Hace poco más de dos meses, la imagen parecía el símbolo de una nueva era: Elon Musk, el titán de la tecnología, aparecía en la Casa Blanca como el asesor estrella del presidente Donald Trump, encargado de aplicar una lógica de eficiencia empresarial al mastodóntico aparato estatal. Hoy, esa postal es un recuerdo lejano. La alianza que prometía fusionar el poder político tradicional con la innovación de Silicon Valley se ha desmoronado en un espectáculo público de acusaciones, amenazas y consecuencias tangibles que van desde la bolsa de Nueva York hasta el tablero electoral.
Lo que comenzó como un desacuerdo técnico sobre un proyecto de ley presupuestario ha mutado en una lucha de poder que revela las fracturas de la derecha estadounidense y plantea una pregunta fundamental: ¿quién ostenta realmente la influencia en el siglo XXI?
Para entender la magnitud del quiebre, es necesario recordar la cercanía. Elon Musk no solo fue uno de los mayores donantes de la campaña de Trump, sino que asumió un rol protagónico al frente del recién creado Departamento de Eficiencia Gubernamental (DOGE).

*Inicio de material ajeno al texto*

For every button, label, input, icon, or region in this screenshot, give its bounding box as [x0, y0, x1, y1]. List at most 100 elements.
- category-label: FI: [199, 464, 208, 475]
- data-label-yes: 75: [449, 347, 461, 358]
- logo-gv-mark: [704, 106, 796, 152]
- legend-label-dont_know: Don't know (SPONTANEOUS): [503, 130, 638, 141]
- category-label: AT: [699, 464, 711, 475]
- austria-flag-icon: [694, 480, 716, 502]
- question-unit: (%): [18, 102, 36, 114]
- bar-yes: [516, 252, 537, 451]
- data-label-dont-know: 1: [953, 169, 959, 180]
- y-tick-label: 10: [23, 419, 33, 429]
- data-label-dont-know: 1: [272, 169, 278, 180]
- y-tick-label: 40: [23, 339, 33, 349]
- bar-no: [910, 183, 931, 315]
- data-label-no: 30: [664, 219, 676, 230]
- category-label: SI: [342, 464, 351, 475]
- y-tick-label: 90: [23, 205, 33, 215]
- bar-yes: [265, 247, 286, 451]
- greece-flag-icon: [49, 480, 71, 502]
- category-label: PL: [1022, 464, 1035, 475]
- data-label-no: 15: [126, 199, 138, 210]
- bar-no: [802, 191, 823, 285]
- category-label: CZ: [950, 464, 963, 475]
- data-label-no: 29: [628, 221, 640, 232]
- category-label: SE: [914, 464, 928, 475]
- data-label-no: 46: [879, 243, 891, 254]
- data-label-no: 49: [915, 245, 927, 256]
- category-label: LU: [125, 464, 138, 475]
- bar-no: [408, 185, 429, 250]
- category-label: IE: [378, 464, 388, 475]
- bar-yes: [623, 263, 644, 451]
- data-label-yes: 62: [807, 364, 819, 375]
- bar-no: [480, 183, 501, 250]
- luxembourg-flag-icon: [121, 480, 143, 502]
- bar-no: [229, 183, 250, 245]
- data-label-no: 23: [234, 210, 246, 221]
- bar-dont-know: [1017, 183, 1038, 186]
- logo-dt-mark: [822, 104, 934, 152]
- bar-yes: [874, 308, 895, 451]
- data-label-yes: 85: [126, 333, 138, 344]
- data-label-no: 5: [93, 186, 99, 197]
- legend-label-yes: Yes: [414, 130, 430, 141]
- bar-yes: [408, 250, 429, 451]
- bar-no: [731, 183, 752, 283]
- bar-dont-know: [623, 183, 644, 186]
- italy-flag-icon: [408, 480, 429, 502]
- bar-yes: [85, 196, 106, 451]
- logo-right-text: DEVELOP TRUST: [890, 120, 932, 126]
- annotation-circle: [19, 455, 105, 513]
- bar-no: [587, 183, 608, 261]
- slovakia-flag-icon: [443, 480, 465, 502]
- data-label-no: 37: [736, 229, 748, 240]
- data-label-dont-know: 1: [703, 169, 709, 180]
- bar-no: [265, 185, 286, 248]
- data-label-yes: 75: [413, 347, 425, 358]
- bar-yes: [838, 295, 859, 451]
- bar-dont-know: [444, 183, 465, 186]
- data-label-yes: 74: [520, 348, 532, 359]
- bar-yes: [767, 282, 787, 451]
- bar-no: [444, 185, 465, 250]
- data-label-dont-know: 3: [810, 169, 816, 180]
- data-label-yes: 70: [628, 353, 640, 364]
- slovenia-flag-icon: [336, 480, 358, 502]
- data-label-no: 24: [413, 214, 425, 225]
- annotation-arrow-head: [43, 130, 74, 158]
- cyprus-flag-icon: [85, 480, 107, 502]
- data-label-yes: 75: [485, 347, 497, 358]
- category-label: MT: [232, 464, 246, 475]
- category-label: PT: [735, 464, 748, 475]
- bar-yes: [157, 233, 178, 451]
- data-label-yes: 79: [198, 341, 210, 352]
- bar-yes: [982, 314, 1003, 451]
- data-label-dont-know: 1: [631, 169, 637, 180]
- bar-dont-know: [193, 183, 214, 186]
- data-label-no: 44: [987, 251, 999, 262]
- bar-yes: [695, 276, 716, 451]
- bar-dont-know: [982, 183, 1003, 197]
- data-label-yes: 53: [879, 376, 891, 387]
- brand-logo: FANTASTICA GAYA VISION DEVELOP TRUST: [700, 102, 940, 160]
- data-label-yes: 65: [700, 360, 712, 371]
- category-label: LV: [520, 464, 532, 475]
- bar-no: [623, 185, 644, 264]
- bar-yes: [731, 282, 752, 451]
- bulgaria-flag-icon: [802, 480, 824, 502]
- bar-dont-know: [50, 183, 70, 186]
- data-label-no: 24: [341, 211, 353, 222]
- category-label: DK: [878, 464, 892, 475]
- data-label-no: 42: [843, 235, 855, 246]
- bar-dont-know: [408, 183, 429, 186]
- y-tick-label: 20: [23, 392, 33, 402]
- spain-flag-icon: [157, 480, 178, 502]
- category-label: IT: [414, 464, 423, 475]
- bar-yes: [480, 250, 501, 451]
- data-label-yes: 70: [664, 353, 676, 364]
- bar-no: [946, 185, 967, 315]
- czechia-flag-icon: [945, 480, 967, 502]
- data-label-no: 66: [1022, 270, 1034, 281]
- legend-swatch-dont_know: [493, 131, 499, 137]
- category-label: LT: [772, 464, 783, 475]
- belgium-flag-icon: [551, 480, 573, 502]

Su presencia era constante, desde reuniones en el Despacho Oval hasta blandir simbólicamente una motosierra en una convención conservadora para graficar su misión de recortar el gasto público.
El punto de inflexión llegó a fines de mayo. Mientras Musk trabajaba en su plan de austeridad, la Casa Blanca impulsaba un megaproyecto fiscal y presupuestario que, según el empresario, hacía exactamente lo contrario: aumentar el déficit. La primera crítica de Musk fue de "decepción". Días después, tras oficializar su salida del gobierno —en un acto que se intentó presentar como amistoso—, su lenguaje escaló. El 3 de junio, en su plataforma X, calificó la ley como una "repugnante abominación".

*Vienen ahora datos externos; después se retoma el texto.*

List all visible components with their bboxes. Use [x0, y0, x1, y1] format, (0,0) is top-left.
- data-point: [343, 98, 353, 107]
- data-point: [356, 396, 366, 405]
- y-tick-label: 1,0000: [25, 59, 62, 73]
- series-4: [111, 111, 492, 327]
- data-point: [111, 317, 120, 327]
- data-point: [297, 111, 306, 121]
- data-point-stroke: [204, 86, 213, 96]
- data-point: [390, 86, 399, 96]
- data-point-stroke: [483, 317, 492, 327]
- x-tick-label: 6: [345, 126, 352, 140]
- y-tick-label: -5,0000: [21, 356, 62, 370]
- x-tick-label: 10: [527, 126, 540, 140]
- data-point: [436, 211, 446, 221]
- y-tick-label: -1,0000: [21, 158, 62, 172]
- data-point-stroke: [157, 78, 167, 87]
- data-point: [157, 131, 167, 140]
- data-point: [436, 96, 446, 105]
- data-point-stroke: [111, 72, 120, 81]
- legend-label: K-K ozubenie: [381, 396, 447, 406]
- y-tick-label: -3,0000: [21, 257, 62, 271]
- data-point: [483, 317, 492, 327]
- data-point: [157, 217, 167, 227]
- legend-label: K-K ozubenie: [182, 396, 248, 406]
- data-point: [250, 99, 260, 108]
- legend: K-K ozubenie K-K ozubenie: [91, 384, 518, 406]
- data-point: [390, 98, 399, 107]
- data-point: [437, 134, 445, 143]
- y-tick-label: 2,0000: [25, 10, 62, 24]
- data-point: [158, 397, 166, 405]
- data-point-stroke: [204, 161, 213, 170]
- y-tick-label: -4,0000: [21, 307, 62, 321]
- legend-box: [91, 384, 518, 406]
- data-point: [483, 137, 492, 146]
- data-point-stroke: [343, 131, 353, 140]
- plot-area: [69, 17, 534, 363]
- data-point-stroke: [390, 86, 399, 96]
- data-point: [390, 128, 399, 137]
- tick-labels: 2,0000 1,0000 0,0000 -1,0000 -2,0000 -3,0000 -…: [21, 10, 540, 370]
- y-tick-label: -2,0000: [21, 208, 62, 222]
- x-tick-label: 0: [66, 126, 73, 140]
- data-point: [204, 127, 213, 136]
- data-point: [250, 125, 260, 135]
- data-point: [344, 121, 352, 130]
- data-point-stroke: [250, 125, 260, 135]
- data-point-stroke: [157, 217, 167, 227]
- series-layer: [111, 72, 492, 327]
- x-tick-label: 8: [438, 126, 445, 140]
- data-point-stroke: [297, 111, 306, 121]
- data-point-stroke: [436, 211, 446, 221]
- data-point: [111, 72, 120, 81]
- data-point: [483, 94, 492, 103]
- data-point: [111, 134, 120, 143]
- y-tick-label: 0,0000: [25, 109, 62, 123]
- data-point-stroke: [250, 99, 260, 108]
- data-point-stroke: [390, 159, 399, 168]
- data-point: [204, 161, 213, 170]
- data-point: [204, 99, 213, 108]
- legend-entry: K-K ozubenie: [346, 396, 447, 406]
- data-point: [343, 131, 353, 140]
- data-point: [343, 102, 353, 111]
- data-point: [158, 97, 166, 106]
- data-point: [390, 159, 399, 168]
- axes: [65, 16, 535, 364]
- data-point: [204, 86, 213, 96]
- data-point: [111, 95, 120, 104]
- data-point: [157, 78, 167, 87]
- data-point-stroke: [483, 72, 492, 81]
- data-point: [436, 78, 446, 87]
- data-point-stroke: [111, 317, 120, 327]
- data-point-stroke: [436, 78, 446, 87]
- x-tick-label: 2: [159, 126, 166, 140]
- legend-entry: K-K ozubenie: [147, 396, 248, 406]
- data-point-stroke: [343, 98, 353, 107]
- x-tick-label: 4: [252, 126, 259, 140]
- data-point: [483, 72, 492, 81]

Ese fue el disparo de salida para una guerra sin cuartel.
La batalla se libró donde ambos protagonistas se sienten más cómodos: las redes sociales. Trump, desde Truth Social, y Musk, desde X, intercambiaron ataques que borraron cualquier vestigio de diplomacia.
El Presidente calificó a su exaliado de "loco" y "descarrilado", sugiriendo que su oposición se debía únicamente a la eliminación de subsidios para vehículos eléctricos, un golpe directo a Tesla. La respuesta de Musk fue explosiva. No solo negó las acusaciones, sino que contraatacó con dos argumentos que sacudieron el ecosistema político:
Esta guerra de palabras tuvo un correlato inmediato en el mundo real. Trump amenazó con cancelar los millonarios contratos que el gobierno mantiene con SpaceX y Starlink. Como resultado, las acciones de Tesla se desplomaron, perdiendo más de 150 mil millones de dólares de capitalización bursátil en una sola jornada. El conflicto demostró cómo la volatilidad de dos egos puede desestabilizar mercados y poner en jaque proyectos de seguridad nacional que dependen de la tecnología de Musk.
Más allá del espectáculo, el enfrentamiento ha expuesto las tensiones ideológicas dentro de la coalición que llevó a Trump al poder. Por un lado, el populismo nacionalista del movimiento MAGA, que no duda en expandir el gasto si sirve a sus fines. Por otro, el ala libertaria y de conservadurismo fiscal que Musk pretendía representar.
La reacción del círculo cercano a Trump fue visceral. Figuras como el exasesor Steve Bannon llegaron a pedir una investigación sobre el estatus migratorio de Musk y su "deportación inmediata". En el Congreso, sin embargo, la sensación era de alarma. Varios legisladores republicanos, temerosos de que el hombre más rico del mundo usara su fortuna para financiar a sus rivales en las elecciones de medio término, pidieron públicamente una tregua.
La disputa obligó a los actores del mundo conservador a tomar partido en una lucha que no anticiparon, revelando que la lealtad al presidente ya no es el único factor de poder en la derecha.
Cuando la tensión parecía disminuir, con Musk retractándose de sus comentarios más duros y mostrando un tibio apoyo a la gestión de Trump en unas protestas en Los Ángeles, el conflicto entró en una nueva fase. A principios de julio, ante las renovadas amenazas de la Casa Blanca —incluida la posibilidad de revisar su estatus migratorio—, Musk anunció la creación del "American Party" (Partido de Estados Unidos).
Trump calificó la idea de "ridícula", pero la amenaza de una tercera vía, financiada por una de las mayores fortunas del planeta y amplificada por una red social global, representa un desafío inédito al bipartidismo estadounidense. Aunque su viabilidad es incierta, el mero anuncio es una declaración de intenciones: el poder tecnológico ya no se conforma con ser un asesor o un donante; ahora reclama un espacio propio en la arena política.
El tema, por tanto, no está cerrado. La alianza se rompió definitivamente, dando paso a una rivalidad que seguirá reconfigurando la intersección entre tecnología, dinero y política. Lo que presenciamos no es solo el fin de un "bromance", sino el surgimiento de un nuevo campo de batalla donde el poder ya no tiene un solo dueño.